TripAdvisor has reset an unknown number of accounts after the company warned that some accounts may have been compromised.
The travel booking site said that while it hadn't been hacked, fraudsters had "attempted to verify email and password combinations" from data stolen from other companies.
A spokesperson for the company wouldn't name the source of the breached data or say how many accounts were compromised, and declined to comment further.
But the number of accounts was significant enough to alert the California attorney general, who requires businesses to notify customers of a data breach or an exposure affecting more than 500 California residents.
TripAdvisor sent emails to customers whose accounts it believes was accessed by an unauthorized person. The company said that it had "invalidated" old passwords and asked users to reset their passwords through an online form.
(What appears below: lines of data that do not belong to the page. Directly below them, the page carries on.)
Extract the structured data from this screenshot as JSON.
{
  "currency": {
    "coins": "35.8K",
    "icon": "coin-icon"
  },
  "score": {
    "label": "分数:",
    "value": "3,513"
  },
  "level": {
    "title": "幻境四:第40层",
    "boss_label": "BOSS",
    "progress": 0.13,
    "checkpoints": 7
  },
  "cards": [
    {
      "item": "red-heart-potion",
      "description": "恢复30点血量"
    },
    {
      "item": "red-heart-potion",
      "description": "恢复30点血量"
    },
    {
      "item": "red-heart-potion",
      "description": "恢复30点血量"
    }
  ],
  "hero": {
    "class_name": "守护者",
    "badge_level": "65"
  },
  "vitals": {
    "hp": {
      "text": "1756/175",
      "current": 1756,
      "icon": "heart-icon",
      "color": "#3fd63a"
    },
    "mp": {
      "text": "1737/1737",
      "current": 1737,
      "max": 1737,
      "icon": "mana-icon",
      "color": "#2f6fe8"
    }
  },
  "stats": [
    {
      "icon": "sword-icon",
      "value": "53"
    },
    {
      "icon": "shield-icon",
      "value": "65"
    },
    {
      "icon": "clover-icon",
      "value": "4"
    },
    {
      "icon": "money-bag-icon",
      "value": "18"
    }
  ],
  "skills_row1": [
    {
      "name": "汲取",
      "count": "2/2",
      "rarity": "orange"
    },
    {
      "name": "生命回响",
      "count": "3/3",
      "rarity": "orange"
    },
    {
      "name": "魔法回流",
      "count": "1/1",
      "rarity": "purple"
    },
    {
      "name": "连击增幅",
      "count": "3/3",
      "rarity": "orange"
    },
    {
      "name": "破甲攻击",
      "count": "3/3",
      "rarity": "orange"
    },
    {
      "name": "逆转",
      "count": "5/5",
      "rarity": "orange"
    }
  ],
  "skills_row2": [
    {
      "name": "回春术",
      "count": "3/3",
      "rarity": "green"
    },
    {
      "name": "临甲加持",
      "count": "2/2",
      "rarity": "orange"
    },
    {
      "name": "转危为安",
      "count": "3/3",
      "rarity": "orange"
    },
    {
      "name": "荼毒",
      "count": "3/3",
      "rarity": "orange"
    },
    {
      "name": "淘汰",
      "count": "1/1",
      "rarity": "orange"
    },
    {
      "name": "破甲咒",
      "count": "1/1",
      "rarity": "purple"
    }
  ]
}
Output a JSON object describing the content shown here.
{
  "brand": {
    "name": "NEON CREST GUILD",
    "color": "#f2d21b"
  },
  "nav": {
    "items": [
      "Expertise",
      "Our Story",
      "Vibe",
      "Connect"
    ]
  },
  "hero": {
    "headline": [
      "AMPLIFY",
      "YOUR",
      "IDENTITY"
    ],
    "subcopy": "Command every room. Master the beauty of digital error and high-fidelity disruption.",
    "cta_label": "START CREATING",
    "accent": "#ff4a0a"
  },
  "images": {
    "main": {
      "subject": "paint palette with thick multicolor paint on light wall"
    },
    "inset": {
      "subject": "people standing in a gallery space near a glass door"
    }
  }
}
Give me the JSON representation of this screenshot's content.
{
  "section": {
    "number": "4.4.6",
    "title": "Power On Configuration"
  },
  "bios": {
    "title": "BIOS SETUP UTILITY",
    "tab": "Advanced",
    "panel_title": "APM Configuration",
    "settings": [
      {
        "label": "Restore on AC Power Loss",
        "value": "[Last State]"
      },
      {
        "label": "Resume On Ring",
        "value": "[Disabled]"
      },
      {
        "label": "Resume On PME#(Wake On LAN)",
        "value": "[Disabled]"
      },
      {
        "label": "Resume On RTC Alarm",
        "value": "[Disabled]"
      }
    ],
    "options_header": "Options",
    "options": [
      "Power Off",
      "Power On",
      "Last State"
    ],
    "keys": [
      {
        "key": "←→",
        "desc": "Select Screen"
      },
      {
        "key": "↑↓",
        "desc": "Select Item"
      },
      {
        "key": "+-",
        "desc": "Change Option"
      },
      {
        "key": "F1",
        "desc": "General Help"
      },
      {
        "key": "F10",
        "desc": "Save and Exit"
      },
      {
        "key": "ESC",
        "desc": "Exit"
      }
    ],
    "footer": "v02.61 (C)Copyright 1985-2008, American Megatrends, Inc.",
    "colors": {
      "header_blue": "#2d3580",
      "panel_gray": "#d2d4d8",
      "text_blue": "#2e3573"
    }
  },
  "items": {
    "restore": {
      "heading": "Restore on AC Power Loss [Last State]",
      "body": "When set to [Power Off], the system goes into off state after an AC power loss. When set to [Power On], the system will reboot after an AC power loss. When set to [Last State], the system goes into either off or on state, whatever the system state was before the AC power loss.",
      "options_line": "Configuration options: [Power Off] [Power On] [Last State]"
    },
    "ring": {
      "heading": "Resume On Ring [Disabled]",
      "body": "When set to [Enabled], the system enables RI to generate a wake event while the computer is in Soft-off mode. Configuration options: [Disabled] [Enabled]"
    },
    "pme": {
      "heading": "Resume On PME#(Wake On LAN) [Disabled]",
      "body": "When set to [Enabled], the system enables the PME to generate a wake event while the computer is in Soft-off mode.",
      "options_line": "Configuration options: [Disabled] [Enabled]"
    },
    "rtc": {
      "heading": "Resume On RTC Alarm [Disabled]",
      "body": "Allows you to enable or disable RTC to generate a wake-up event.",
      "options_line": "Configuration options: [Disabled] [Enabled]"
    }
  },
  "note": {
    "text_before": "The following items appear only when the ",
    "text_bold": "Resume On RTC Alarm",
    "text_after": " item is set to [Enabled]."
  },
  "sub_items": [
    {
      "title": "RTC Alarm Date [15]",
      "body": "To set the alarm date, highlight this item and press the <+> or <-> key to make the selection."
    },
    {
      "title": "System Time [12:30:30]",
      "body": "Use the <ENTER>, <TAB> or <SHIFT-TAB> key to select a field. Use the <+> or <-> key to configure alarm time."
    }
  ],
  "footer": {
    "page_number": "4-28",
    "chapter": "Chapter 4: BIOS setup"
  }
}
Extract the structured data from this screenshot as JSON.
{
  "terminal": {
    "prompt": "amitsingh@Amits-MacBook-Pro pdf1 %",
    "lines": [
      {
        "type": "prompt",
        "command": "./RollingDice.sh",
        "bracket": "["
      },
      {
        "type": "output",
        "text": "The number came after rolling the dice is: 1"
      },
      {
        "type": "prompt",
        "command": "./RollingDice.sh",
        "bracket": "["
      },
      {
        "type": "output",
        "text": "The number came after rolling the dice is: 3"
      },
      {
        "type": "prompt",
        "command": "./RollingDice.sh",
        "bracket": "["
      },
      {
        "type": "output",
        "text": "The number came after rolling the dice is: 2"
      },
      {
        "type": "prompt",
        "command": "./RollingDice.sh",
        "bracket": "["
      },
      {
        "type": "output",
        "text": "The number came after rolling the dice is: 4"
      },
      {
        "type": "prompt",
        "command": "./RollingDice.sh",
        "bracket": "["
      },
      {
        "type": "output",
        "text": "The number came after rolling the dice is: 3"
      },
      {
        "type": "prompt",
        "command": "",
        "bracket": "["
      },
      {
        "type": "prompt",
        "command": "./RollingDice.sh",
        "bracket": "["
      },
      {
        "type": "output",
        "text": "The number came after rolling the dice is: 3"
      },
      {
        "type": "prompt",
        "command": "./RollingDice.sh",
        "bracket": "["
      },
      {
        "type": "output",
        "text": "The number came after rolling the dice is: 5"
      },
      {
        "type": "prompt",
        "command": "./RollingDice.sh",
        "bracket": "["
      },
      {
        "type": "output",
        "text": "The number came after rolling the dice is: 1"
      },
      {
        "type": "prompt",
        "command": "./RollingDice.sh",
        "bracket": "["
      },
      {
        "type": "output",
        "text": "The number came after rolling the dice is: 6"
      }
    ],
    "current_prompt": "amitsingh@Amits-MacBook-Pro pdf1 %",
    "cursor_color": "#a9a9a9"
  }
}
It's the latest example of a company responding by force-resetting passwords in the wake of a breach of another company.
Amazon, for example, regularly resets user passwords it believes are weak or when passwords have been compromised by another site. Customers who reuse the same password across different sites are put at greater risk of compromising accounts on other sites and services. That's why companies like Facebook will actively buy hacked data on the dark web to match up with their own user's accounts to see if they are at risk, mitigating any further account compromises.
In the past two years, we've seen a spike in massive breaches at MySpace, LinkedIn, Tumblr, and AdultFriendFinder, collectively making up over one billion user accounts.